Wingate got to the town just after 5:00 p.m. All its main street was missing were the tumbleweeds. The side streets, however, reminded him of North Toronto, where he and Michael had grown up. Low-slung bungalows among old brick homes. For a moment he thought he could smell the particular combination of drying maple and willow leaves that had once been proof of autumn there.
He pulled up outside Yoshida’s house and parked. The blinds were drawn and the house appeared empty from the outside. It was one of the red brick houses, with yellow brick trim around its windows and doors. An old house.

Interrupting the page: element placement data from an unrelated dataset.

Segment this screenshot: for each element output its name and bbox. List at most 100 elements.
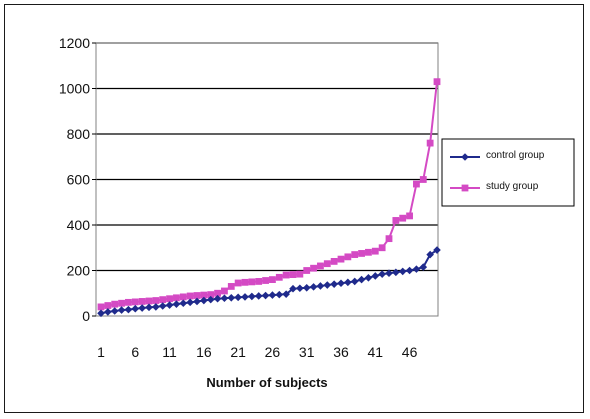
- data-point: [152, 303, 160, 311]
- data-point: [358, 250, 365, 257]
- x-tick-label: 31: [299, 344, 315, 360]
- gridlines: [96, 42, 438, 317]
- data-point: [241, 278, 249, 286]
- data-point: [317, 262, 324, 270]
- data-point: [433, 246, 441, 254]
- data-point: [405, 266, 414, 275]
- x-tick-label: 21: [230, 344, 246, 360]
- data-point: [241, 293, 249, 301]
- data-point: [323, 260, 331, 268]
- data-point: [234, 279, 242, 287]
- data-point: [413, 180, 420, 188]
- data-point: [419, 176, 427, 183]
- data-point: [261, 291, 270, 300]
- x-tick-label: 26: [265, 344, 281, 360]
- x-tick-label: 6: [131, 344, 139, 360]
- data-point: [200, 296, 208, 305]
- data-point: [145, 297, 153, 305]
- data-point: [193, 297, 201, 306]
- data-point: [461, 153, 469, 161]
- data-point: [104, 302, 112, 309]
- data-point: [206, 295, 215, 304]
- data-point: [344, 253, 352, 261]
- data-point: [433, 78, 441, 86]
- data-point: [378, 270, 386, 278]
- data-point: [316, 282, 325, 290]
- data-point: [426, 139, 434, 147]
- data-point: [289, 271, 297, 278]
- data-point: [173, 294, 180, 302]
- data-point: [357, 275, 366, 284]
- data-point: [166, 295, 173, 303]
- data-point: [214, 289, 221, 297]
- y-tick-label: 400: [67, 217, 91, 233]
- data-point: [296, 284, 304, 293]
- legend-label: control group: [486, 150, 545, 161]
- data-point: [186, 292, 194, 300]
- data-point: [268, 291, 277, 299]
- data-point: [351, 251, 359, 258]
- x-tick-label: 16: [196, 344, 212, 360]
- data-point: [330, 258, 338, 265]
- y-tick-label: 1000: [59, 81, 90, 97]
- series-control-group: [97, 246, 441, 318]
- data-point: [309, 283, 318, 291]
- data-point: [337, 255, 345, 263]
- data-point: [262, 277, 269, 284]
- data-point: [207, 291, 215, 299]
- data-point: [378, 244, 386, 252]
- data-point: [371, 247, 379, 255]
- data-point: [248, 278, 256, 286]
- data-point: [296, 270, 304, 278]
- x-tick-label: 36: [333, 344, 349, 360]
- data-point: [234, 293, 242, 302]
- x-tick-label: 11: [162, 344, 177, 360]
- data-point: [275, 290, 284, 299]
- data-point: [385, 235, 393, 243]
- data-point: [323, 281, 332, 289]
- data-point: [302, 283, 311, 292]
- x-tick-label: 41: [367, 344, 383, 360]
- data-point: [118, 299, 125, 307]
- data-point: [385, 269, 393, 278]
- data-point: [193, 292, 201, 299]
- data-point: [282, 271, 290, 279]
- data-point: [412, 265, 421, 273]
- data-point: [104, 308, 112, 316]
- data-point: [337, 279, 345, 288]
- data-point: [97, 303, 105, 311]
- y-tick-label: 1200: [59, 35, 90, 51]
- y-tick-label: 0: [82, 308, 90, 324]
- y-tick-label: 600: [67, 172, 91, 188]
- data-point: [159, 296, 167, 304]
- legend: control group study group: [441, 138, 575, 207]
- data-point: [371, 272, 380, 280]
- legend-label: study group: [486, 181, 539, 192]
- data-point: [111, 300, 119, 308]
- data-point: [110, 307, 119, 315]
- x-tick-label: 1: [97, 344, 105, 360]
- data-point: [344, 278, 352, 287]
- data-point: [145, 303, 153, 312]
- data-point: [254, 292, 263, 300]
- data-point: [200, 291, 208, 299]
- series-layer: [97, 78, 441, 318]
- data-point: [131, 298, 139, 306]
- data-point: [138, 304, 146, 312]
- data-point: [398, 267, 407, 276]
- data-point: [350, 277, 359, 286]
- y-tick-label: 200: [67, 263, 91, 279]
- data-point: [117, 306, 126, 314]
- data-point: [282, 290, 290, 298]
- data-point: [330, 280, 338, 288]
- data-point: [364, 273, 373, 282]
- data-point: [255, 278, 263, 285]
- series-study-group: [97, 78, 441, 311]
- data-point: [124, 305, 133, 314]
- x-tick-label: 46: [402, 344, 418, 360]
- x-axis-title: Number of subjects: [206, 375, 327, 390]
- data-point: [289, 284, 297, 293]
- data-point: [248, 292, 256, 301]
- data-point: [165, 301, 174, 309]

The driveway was wide enough for two cars, but nothing was parked there.
He unfolded his body from the cruiser and walked up to the door, aware that if anyone saw a policeman they would be concerned and perhaps the neighbours would come to see. It took the entire walk to Yoshida’s front door for him to straighten his body out. He rang the bell once. Hazel liked to knock, but he preferred a single musical tone to announce his presence. It suggested that something serious required the homeowner’s attention.
There was no sign that anyone was at home. He waited. His mind flickered one way and the other, between the 1980s in Willowdale and here, more than four hundred kilometres and two decades away. For a moment, the door he stood before had his family behind it: his brother, their parents.
A man opened the door. He was Japanese, with deep-set, intelligent eyes. He wore drawstring pants and a light-blue T-shirt that hung over his narrow frame. “Yes?”
“Hibiki Yoshida?”
“Yes?”
“I’m Sergeant Detective James Wingate, from the Port Dundas OPS. I’m wondering if I might talk to you.”
Yoshida looked to the street. “On all the shows, the police work in twos.”
“Budget cuts. And this isn’t a call. I mean, I’m not responding to a call. I just have a couple of questions concerning a case I’m working.”
“Come in.”
The house was small and very tidy, with blond-wood
floors and cabinetry. From floor to ceiling along one wall in the living room, built-in shelves of dark pine held books in a number of languages. There was a single potted ficus, and above a black fireplace one thing on the wall: a curved sword in its scabbard, mounted on wooden supports.